The stepped-up US patrols in Mogadishu against arms depots and gunmen have followed sharp criticism from Somalis and international relief agencies of the Americans' failure to pursue disarmament more vigorously. Several foreign aid organisations have said that after a month of Operation Restore Hope, security in some areas of the capital is worse than before the US marines arrived on 9 December.
Gen Johnston, in the television interview, said that intervention forces had succeeded in establishing humanitarian relief sites in Somalia's famine belt in the interior. 'Now we're in phase three,' Gen Johnston said. 'Now we are systematically going after the technicals and the bandits. Now the focus is on eliminating the technicals.'
He predicted more clashes with Somali gunmen because more American forces were patrolling the streets of the capital. 'Especially around Mogadishu, we are now very aggressively patrolling.'
ADDIS ABABA - Somali warring factions reached agreement here yesterday on holding a national reconciliation conference in the Ethiopian capital from 15-18 April, AFP reports.

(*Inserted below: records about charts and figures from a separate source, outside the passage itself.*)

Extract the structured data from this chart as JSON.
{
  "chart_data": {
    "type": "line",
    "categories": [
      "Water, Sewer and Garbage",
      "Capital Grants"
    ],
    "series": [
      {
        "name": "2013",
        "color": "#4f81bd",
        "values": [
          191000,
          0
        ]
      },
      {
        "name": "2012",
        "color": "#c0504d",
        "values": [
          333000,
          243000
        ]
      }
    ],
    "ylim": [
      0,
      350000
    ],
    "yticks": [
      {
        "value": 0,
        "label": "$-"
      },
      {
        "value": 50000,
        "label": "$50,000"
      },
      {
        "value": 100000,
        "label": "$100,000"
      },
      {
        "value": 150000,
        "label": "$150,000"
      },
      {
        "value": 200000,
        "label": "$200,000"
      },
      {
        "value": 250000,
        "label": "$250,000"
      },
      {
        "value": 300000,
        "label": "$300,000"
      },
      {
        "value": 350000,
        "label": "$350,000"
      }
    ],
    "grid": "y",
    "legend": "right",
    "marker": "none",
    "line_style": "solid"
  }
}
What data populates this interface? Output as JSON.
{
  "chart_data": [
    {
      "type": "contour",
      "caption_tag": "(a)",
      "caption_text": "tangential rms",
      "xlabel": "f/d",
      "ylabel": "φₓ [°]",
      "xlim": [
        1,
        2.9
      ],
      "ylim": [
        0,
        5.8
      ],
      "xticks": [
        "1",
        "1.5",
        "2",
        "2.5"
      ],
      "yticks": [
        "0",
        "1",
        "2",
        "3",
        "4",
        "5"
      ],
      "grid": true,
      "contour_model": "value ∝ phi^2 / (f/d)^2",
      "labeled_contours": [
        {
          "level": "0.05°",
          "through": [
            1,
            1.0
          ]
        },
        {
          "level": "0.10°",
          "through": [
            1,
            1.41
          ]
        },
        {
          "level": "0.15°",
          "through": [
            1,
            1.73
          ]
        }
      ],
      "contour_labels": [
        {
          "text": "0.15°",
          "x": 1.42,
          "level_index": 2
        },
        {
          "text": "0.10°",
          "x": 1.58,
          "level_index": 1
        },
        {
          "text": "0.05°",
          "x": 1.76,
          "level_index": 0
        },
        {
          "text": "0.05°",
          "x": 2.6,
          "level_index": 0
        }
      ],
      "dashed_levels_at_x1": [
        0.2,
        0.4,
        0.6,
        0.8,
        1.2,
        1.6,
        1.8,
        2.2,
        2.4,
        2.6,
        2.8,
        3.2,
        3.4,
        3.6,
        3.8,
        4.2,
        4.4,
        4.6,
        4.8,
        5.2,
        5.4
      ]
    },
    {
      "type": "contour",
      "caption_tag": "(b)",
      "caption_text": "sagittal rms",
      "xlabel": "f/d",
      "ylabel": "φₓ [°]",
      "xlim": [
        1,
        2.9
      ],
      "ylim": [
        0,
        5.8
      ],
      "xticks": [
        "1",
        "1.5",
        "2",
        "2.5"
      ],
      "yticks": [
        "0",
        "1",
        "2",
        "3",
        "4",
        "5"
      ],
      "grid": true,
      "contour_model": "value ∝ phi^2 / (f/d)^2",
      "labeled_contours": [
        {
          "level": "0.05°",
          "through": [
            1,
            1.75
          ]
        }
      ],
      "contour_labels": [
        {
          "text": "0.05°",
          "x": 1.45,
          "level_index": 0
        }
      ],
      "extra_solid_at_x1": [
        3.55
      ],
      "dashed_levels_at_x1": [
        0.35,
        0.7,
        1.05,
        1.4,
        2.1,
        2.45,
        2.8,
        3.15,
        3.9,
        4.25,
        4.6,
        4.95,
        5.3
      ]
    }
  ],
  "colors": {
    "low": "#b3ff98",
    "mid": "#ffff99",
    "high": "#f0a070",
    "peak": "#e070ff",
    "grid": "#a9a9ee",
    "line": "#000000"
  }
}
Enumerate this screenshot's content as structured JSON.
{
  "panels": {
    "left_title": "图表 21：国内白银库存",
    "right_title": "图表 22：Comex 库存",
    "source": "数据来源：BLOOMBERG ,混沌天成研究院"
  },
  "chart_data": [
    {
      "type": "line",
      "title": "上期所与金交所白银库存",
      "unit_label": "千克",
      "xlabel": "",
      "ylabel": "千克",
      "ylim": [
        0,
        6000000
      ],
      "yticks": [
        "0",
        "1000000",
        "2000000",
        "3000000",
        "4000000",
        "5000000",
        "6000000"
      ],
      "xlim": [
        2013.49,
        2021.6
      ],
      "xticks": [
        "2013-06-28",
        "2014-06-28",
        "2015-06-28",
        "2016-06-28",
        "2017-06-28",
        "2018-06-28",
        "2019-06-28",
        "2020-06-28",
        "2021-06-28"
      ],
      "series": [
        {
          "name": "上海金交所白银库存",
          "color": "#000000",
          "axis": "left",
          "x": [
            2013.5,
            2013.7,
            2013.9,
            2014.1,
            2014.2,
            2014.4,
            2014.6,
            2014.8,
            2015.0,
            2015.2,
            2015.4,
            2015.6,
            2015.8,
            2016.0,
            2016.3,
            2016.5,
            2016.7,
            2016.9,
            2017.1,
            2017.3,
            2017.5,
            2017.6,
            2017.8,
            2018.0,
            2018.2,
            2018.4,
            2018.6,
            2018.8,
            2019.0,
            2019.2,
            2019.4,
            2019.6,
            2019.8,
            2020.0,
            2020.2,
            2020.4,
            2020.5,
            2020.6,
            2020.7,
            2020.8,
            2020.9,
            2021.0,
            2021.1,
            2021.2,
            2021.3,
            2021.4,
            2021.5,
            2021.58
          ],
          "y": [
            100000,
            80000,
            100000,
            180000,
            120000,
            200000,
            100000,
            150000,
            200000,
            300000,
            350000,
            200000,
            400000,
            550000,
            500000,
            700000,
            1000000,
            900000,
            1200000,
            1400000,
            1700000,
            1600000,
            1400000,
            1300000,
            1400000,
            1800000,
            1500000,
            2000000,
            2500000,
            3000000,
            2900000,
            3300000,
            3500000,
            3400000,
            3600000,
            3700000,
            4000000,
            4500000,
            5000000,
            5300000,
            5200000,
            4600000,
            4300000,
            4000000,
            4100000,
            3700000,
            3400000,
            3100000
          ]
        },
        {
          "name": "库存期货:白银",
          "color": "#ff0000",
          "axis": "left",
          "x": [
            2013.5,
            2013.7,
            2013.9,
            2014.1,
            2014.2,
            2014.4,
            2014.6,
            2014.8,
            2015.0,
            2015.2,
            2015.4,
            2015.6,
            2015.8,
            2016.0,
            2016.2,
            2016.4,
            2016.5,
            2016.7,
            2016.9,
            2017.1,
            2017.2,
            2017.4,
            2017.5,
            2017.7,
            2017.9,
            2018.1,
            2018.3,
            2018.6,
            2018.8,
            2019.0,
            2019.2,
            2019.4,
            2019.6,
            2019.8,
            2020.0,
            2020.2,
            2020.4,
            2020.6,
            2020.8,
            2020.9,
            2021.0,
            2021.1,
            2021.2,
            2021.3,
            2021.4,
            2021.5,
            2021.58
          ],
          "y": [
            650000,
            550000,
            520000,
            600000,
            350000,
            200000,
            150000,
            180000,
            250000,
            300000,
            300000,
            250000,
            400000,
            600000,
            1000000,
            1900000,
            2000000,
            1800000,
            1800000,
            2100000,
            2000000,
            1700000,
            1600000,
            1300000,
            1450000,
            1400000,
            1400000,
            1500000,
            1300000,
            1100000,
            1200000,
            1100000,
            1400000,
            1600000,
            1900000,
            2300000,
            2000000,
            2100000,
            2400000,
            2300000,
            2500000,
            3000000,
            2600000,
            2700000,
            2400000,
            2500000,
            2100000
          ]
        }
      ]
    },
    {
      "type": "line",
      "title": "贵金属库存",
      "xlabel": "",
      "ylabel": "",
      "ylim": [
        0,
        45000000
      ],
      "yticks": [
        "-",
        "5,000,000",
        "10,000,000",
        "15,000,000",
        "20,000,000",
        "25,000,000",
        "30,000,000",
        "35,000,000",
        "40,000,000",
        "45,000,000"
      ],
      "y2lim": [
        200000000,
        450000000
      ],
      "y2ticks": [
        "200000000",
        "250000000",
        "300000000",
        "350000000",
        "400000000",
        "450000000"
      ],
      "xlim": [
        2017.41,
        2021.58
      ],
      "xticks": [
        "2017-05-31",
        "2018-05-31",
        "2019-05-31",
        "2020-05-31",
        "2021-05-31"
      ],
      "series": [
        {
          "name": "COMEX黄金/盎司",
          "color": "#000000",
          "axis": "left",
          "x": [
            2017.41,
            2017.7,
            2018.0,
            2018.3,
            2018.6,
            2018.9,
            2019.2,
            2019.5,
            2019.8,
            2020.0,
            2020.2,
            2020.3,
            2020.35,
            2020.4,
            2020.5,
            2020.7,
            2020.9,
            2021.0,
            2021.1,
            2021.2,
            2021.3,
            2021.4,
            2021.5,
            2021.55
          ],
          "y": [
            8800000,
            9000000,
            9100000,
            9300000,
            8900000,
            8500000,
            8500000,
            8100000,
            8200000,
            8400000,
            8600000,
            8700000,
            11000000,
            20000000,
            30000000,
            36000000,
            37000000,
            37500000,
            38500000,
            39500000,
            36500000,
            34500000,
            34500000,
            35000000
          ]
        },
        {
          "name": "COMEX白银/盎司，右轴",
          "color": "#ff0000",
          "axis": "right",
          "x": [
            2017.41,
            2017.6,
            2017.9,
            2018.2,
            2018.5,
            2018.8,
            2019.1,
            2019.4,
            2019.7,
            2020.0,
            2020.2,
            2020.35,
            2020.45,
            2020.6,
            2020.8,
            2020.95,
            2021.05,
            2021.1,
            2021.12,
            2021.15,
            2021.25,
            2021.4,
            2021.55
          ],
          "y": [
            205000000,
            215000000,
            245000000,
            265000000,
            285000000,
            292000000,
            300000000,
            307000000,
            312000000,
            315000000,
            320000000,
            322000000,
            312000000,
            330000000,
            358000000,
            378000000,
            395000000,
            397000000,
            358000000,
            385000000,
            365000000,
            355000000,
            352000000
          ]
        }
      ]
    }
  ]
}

A member of the delegation of one of the two main warlords, Ali Mahdi Mohamed, said the accord was reached after much international pressure, notably from the United Nations, the US and Ethiopia. The other main warlord, Mohamed Farah Aideed, had been holding out for a ceasefire before agreeing to the date and place where the conference would be held. The source said Gen Aideed had been more conciliatory overnight, especially since US troops attacked his positions on Thursday.